Royal Manor Theatre is a theatre located in Fortuneswell, Isle of Portland, Dorset, England. Formerly a Methodist chapel, the building was later converted into the Royal Manor Theatre, which opened in 1978.

==History==
The Royal Manor Theatre Company (RMTC) were established in 1947 as the Portland Dramatic Society (PDS), a group of local residents who wished to return live theatre to Portland after World War II. The society originally used a variety of local venues across Portland and Weymouth, and occupied the Masonic Hall at Victoria Square between 1957 and 1964. They went on to occupy the Jubilee Hall at Easton until 1970, but after the society failed to find a new home, they faced disbanding by the end of 1971.

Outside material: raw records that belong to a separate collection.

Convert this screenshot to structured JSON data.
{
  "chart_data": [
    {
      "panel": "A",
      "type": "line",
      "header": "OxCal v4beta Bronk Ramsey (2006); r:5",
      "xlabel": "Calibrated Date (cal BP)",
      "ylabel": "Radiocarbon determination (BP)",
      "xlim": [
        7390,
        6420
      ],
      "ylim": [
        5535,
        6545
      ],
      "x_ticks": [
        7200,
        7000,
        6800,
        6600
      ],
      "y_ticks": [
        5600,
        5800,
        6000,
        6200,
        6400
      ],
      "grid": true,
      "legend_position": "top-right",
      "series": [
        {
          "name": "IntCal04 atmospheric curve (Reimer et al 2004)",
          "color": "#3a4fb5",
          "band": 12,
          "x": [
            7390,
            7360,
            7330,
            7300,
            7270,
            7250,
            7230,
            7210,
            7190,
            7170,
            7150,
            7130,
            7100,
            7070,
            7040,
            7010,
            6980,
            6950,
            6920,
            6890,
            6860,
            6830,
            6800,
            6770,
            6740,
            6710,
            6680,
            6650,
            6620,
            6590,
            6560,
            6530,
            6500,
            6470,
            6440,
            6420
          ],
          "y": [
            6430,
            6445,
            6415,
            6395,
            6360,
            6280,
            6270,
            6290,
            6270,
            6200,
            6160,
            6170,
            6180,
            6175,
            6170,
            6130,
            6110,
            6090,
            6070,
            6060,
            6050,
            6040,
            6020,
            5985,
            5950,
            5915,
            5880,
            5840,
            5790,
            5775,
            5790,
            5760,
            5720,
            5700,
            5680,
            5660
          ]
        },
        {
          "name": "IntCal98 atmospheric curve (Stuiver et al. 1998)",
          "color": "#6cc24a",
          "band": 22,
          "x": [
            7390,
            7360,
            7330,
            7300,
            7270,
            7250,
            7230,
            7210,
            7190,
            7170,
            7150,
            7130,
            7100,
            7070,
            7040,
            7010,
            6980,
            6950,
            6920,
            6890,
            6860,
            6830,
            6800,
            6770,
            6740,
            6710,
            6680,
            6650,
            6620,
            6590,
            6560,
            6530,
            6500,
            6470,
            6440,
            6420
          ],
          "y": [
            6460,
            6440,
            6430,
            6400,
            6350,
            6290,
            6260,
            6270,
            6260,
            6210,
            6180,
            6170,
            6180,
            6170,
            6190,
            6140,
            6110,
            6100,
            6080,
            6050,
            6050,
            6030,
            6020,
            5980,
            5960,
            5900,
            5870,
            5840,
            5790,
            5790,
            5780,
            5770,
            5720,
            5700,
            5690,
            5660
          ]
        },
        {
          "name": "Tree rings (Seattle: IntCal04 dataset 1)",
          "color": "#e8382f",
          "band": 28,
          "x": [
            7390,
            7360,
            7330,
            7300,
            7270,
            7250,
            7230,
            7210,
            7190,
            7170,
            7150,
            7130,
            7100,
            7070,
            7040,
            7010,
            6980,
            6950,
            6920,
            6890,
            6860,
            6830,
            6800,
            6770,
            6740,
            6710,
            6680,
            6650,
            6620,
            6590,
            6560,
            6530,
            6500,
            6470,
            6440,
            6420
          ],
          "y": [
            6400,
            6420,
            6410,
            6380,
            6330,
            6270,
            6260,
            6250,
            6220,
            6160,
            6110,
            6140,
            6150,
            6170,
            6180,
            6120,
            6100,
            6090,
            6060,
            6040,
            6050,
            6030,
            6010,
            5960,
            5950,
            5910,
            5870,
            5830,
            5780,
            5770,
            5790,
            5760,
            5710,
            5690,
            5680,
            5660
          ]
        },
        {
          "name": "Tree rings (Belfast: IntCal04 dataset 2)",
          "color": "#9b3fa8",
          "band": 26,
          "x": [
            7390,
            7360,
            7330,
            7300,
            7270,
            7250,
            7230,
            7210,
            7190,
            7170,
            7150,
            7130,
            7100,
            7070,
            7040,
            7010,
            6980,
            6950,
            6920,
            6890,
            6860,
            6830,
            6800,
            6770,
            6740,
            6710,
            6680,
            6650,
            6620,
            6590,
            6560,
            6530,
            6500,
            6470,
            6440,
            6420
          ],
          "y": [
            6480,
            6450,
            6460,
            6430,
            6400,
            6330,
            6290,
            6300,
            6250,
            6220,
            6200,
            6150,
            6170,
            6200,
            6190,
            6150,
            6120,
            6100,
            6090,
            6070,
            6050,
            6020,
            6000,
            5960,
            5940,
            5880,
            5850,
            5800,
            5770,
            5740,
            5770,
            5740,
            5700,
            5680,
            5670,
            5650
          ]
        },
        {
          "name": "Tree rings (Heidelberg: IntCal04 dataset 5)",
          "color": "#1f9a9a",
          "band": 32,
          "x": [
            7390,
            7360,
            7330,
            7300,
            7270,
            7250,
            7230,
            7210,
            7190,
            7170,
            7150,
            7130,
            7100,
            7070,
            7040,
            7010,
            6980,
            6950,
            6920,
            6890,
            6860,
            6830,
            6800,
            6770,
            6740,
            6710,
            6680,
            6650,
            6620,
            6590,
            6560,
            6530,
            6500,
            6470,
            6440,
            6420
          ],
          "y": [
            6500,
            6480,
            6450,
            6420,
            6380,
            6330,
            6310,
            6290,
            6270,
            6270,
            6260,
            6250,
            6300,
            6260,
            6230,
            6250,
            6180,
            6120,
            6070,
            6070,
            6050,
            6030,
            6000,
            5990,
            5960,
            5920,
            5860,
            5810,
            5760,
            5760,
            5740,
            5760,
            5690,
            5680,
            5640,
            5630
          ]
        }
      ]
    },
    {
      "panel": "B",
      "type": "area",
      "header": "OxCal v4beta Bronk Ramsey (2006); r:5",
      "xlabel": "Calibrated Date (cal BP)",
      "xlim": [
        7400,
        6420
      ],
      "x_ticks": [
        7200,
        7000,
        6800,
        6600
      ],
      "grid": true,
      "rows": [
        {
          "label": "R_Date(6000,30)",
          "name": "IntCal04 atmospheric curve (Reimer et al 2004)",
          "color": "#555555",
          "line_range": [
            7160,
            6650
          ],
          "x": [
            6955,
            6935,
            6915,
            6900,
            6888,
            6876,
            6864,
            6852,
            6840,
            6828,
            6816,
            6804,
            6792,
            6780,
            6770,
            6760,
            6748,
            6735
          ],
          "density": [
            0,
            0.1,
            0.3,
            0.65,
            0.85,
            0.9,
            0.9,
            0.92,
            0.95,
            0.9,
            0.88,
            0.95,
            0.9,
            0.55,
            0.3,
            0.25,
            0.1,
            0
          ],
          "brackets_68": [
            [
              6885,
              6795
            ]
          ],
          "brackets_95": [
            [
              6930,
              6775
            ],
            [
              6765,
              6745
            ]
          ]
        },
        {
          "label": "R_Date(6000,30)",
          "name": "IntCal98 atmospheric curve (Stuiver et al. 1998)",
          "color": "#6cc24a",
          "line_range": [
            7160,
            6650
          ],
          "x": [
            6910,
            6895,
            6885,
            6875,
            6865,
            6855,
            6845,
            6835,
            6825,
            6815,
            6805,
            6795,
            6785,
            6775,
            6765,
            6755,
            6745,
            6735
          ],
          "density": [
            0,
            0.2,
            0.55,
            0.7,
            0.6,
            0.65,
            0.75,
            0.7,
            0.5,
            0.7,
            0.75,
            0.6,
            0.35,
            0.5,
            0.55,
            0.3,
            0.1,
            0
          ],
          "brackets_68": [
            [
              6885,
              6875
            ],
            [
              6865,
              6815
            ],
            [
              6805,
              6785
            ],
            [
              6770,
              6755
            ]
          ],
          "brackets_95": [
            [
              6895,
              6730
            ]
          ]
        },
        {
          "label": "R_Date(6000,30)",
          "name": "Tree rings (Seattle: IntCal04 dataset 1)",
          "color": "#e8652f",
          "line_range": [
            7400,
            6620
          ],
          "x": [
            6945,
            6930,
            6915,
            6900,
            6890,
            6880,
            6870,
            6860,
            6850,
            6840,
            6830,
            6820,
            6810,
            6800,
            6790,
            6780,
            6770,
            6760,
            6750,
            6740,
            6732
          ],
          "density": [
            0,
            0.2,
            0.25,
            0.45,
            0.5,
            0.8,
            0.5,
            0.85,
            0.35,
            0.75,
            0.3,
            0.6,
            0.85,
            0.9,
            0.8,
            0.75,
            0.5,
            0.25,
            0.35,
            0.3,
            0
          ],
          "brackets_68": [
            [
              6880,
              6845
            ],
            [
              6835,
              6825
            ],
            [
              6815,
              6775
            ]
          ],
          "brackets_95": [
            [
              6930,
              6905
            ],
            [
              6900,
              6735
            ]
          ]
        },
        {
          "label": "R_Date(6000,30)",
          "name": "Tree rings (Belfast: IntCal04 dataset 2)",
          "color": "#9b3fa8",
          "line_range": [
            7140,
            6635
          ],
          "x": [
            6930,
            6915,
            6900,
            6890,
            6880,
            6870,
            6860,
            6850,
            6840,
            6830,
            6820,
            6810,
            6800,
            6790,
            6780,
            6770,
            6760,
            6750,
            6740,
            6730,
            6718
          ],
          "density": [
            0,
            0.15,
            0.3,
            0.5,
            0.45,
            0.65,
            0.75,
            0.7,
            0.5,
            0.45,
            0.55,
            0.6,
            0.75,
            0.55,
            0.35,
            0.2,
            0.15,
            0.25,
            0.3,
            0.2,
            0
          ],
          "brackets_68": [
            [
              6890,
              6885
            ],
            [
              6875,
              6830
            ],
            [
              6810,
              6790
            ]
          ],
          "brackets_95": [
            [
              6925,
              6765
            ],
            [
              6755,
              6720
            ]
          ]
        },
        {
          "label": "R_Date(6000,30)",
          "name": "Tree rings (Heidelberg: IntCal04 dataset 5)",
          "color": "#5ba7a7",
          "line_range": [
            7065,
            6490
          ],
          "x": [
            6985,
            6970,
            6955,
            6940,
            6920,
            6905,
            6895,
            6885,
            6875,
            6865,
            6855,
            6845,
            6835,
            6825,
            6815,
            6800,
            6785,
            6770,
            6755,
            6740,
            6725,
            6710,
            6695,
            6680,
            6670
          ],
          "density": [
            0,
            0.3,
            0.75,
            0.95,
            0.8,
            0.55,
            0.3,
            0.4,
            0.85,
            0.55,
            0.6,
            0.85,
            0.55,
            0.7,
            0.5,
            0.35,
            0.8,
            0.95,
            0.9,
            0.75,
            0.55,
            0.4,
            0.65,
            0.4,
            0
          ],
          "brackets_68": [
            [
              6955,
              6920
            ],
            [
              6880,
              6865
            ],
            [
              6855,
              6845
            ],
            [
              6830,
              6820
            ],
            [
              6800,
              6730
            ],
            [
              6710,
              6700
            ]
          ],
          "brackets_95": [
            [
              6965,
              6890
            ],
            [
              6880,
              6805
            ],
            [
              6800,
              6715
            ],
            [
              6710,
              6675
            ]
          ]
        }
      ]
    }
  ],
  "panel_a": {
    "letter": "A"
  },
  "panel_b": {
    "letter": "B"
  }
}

In 1972, the society were approached by Captain and Mrs. Chibnall, who were considering purchasing the disused Primitive Methodist church of 1869 in Fortuneswell. Offering the society use of the upper floor, a lease of £25 per year was agreed between the two parties, and conversion work began in late Summer 1972. After 11,000 hours of voluntary labour and £3,500 in costs, the Royal Manor Theatre was opened in October 1978. To coincide with the theatre's opening, the society changed their name to the Royal Manor Theatre Company.

Later in 1980, Captain Chibnall decided to sell the building, prompting the theatre company to consider obtaining a bank loan to purchase it. After seeking advice from Weymouth and Portland Borough Council, an agreement was made for the council to purchase the building and then lease it to the company. Chibnall agreed to sell for £8,500, his original purchase price, plus the cost of improvements he had made. The transfer of ownership was completed in May 1980, while the Royal Manor Theatre Company later purchased the building from the council for the same price in 1982.

The theatre company's first aim is to provide live theatrical entertainment of a high standard for the local community within easy reach of their homes. Another aim is to provide and improve education in all aspects of drama. The company's intentions have been recognised by the Charity Commissioners who granted them charitable status.